Throughout his investigation, he noticed subtle inconsistencies in the accounts. A few employees admitted that, once or twice, someone had been watching the store—men who didn't belong to local security or corporate inspections. One was detained briefly by local police after Dahlia reported feeling followed during her walk home. The man claimed to be an independent journalist working on a report about immigrant workers. 

But Malik thinks otherwise.

He made a call to one of his old contacts in the domestic surveillance unit and ran a comparison against old Virell security contracts. One name popped.

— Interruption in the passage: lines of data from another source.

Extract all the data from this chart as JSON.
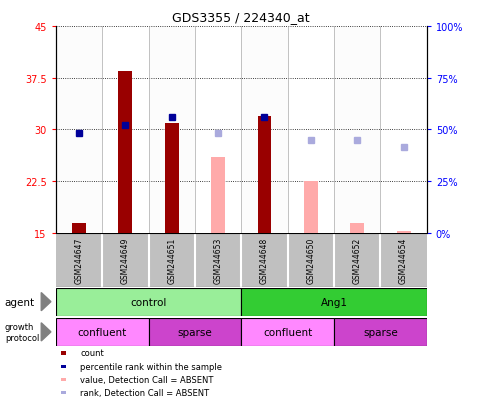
{
  "title": "GDS3355 / 224340_at",
  "samples": [
    "GSM244647",
    "GSM244649",
    "GSM244651",
    "GSM244653",
    "GSM244648",
    "GSM244650",
    "GSM244652",
    "GSM244654"
  ],
  "ylim_left": [
    15,
    45
  ],
  "ylim_right": [
    0,
    100
  ],
  "yticks_left": [
    15,
    22.5,
    30,
    37.5,
    45
  ],
  "ytick_labels_left": [
    "15",
    "22.5",
    "30",
    "37.5",
    "45"
  ],
  "yticks_right": [
    0,
    25,
    50,
    75,
    100
  ],
  "ytick_labels_right": [
    "0%",
    "25%",
    "50%",
    "75%",
    "100%"
  ],
  "count_values": [
    16.5,
    38.5,
    31.0,
    null,
    32.0,
    null,
    null,
    null
  ],
  "count_color": "#990000",
  "rank_values": [
    29.5,
    30.7,
    31.8,
    null,
    31.8,
    null,
    null,
    null
  ],
  "rank_color": "#000099",
  "absent_value_values": [
    null,
    null,
    null,
    26.0,
    null,
    22.5,
    16.5,
    15.3
  ],
  "absent_value_color": "#FFAAAA",
  "absent_rank_values": [
    null,
    null,
    null,
    29.5,
    null,
    28.5,
    28.5,
    27.5
  ],
  "absent_rank_color": "#AAAADD",
  "bar_bottom": 15,
  "bar_width": 0.3,
  "agent_groups": [
    {
      "label": "control",
      "start": 0,
      "end": 4,
      "color": "#99EE99"
    },
    {
      "label": "Ang1",
      "start": 4,
      "end": 8,
      "color": "#33CC33"
    }
  ],
  "growth_groups": [
    {
      "label": "confluent",
      "start": 0,
      "end": 2,
      "color": "#FF88FF"
    },
    {
      "label": "sparse",
      "start": 2,
      "end": 4,
      "color": "#CC44CC"
    },
    {
      "label": "confluent",
      "start": 4,
      "end": 6,
      "color": "#FF88FF"
    },
    {
      "label": "sparse",
      "start": 6,
      "end": 8,
      "color": "#CC44CC"
    }
  ],
  "legend_items": [
    {
      "label": "count",
      "color": "#990000"
    },
    {
      "label": "percentile rank within the sample",
      "color": "#000099"
    },
    {
      "label": "value, Detection Call = ABSENT",
      "color": "#FFAAAA"
    },
    {
      "label": "rank, Detection Call = ABSENT",
      "color": "#AAAADD"
    }
  ],
  "background_color": "#FFFFFF",
  "sample_bg_color": "#C0C0C0",
  "grid_linestyle": "dotted",
  "marker_size": 5
}
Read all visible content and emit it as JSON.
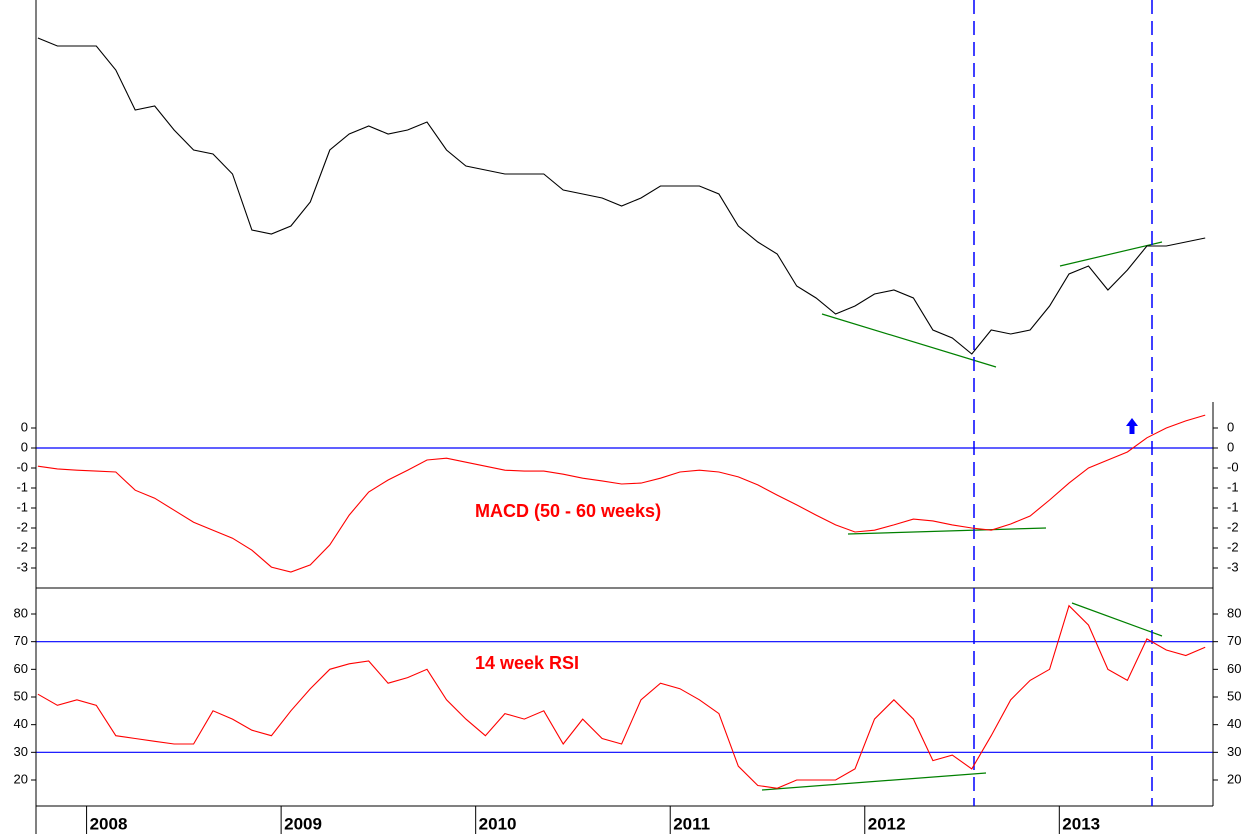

A private shadow operative—formerly associated with Callum Virell's personal protection team—had used an alternate ID to book lodging not far from that same street for five months. He had left the country just a week before Frederick and Dahlia's sudden announcement of their engagement.

It was enough to suggest what Malik had quietly suspected.

Callum had always known.

Perhaps not the details. Perhaps not the quiet tea moments or Frederick's gentle persistence. But someone had been watching Dahlia. Whether to protect her, or to punish himself, Malik couldn't be sure.

---

It was near midnight, directly from his flight, when Malik returned to the base. The concrete halls were quiet, save for the hum of fluorescent lighting and the distant buzz of encrypted data streams.

He stood outside Seraphine's office door for a moment, then dialed her direct line.

She answered on the first ring.

"Sir, it's done," he said simply. 

There was silence.

"Sir, do you want the files tonight?"

"No," came Seraphine's answer. "Just your word, Malik. Is she safe?"

"She is," Malik said softly. "Loved, even. And this—this wasn't manipulation. She maybe found her love of a lifetime."

Another silence. Then:

"Thank you," Seraphine murmured. "Rest. We'll talk tomorrow."

Malik ended the call, staring at the quiet screen. Somewhere across the country, the man Seraphine married was probably still haunted by the woman who had already moved on.